Strategic asset allocation (SAA) determines long-term exposure to systematic risk aspects. However, the present changes in monetary policy in lots of industrialized and emerging countries in addition to the phase of the economic cycle require tactical considerations.
The tactical overlay strategy is meant to generate added value by temporarily deviating from the weights assigned within the SAA process. Let me explain.
The message is evident: asset allocation matters.
But in terms of the asset allocation process, we want to distinguish SAA from Tactical Asset Allocation (TAA). SAA combines the long-term capital expectations of varied asset classes with an investor’s return objectives, risk tolerance and constraints. Based on this, the exposures within the permitted asset classes are determined. The result’s a set of portfolio weights for the asset classes. This is named strategic asset allocation or policy portfolio.

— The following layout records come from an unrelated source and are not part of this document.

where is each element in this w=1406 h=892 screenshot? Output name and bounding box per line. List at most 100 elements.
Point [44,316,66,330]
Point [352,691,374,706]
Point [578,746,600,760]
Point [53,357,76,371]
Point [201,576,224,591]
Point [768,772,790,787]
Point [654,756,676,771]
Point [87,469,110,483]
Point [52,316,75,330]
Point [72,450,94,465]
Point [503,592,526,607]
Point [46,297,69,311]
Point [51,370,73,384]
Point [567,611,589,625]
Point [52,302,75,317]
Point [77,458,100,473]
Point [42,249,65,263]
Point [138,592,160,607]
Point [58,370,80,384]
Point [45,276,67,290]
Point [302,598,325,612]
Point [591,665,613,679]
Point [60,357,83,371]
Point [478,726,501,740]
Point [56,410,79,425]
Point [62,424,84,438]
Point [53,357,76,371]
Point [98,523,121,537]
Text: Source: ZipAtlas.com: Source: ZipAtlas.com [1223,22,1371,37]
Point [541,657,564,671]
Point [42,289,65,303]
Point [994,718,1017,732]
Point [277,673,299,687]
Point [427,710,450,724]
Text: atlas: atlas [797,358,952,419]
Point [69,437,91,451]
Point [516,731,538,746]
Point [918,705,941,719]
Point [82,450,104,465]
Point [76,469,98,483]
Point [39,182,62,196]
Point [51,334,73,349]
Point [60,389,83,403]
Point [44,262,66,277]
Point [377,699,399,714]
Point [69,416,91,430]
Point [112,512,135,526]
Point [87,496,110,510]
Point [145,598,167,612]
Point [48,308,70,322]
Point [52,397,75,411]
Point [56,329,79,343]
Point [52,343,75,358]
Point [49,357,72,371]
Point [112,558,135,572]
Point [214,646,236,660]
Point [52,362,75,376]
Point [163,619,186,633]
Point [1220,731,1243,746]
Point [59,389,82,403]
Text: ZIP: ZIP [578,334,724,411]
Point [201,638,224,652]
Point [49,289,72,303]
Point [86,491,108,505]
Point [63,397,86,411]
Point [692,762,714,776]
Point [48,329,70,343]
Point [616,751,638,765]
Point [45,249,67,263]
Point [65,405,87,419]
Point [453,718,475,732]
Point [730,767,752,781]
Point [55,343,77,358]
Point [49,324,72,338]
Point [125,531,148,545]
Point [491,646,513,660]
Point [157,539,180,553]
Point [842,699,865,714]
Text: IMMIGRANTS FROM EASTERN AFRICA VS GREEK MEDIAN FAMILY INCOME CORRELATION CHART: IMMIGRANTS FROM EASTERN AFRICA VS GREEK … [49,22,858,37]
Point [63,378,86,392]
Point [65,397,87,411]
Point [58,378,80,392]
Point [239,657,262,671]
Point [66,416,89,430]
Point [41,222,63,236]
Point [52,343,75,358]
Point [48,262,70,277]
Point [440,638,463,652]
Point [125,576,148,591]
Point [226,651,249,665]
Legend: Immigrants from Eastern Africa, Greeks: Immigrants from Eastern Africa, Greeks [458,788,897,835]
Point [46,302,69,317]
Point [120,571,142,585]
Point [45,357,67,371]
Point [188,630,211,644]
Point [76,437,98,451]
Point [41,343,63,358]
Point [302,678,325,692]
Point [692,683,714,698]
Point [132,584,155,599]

SAA should represent the reward for taking systematic risk, that’s, risk that can not be diversified away. In other words, returns are derived from systematic risk exposures within the SAA. The SAA serves as a benchmark that specifies the suitable asset mix from a long-term perspective.
TAA is predicated on the deviation of expectations from the long-term and the perception of imbalances. SAA is derived from long-term capital market expectations as described above. The TAA exploits the deviation of asset class values ​​from the expected long-term relationship.
TAA decisions are based on the position of assets within the business cycle in addition to expected inflation, changes in central bank policy and fluctuations within the riskiness of assets. Regarding the previous, fluctuations within the business cycle play a key role in terms of TAA. It matters whether the present phase of the cycle is a boom or a recession. Once it is set which asset class is currently trending, the sub-asset classes could be analyzed in additional detail. Valuation, economic data in addition to technical and sentiment variables are crucial.
Tactical overlay strategies provide particular flexibility as ultra-loose monetary policy involves an end in much of the world. The easy money era led to high valuations within the stock and bond markets: a standard discount rate shock may very well be what capital markets need for the normalization process to start. Therefore, a coherent TAA process can exploit variations in expected long-term returns and perceived imbalances.
Therefore, tactical asset allocation is a source of risk tracking, with the SAA serving as a benchmark. However, in “Tracking error and tactical asset allocation“Manuel Ammann and Heinz Zimmermann show that lively management throughout the asset class represents a greater source of risk in relation to the SAA than the TAA. Nevertheless, the expected advantages of TAA must even be weighed against the prices of tactical adjustments.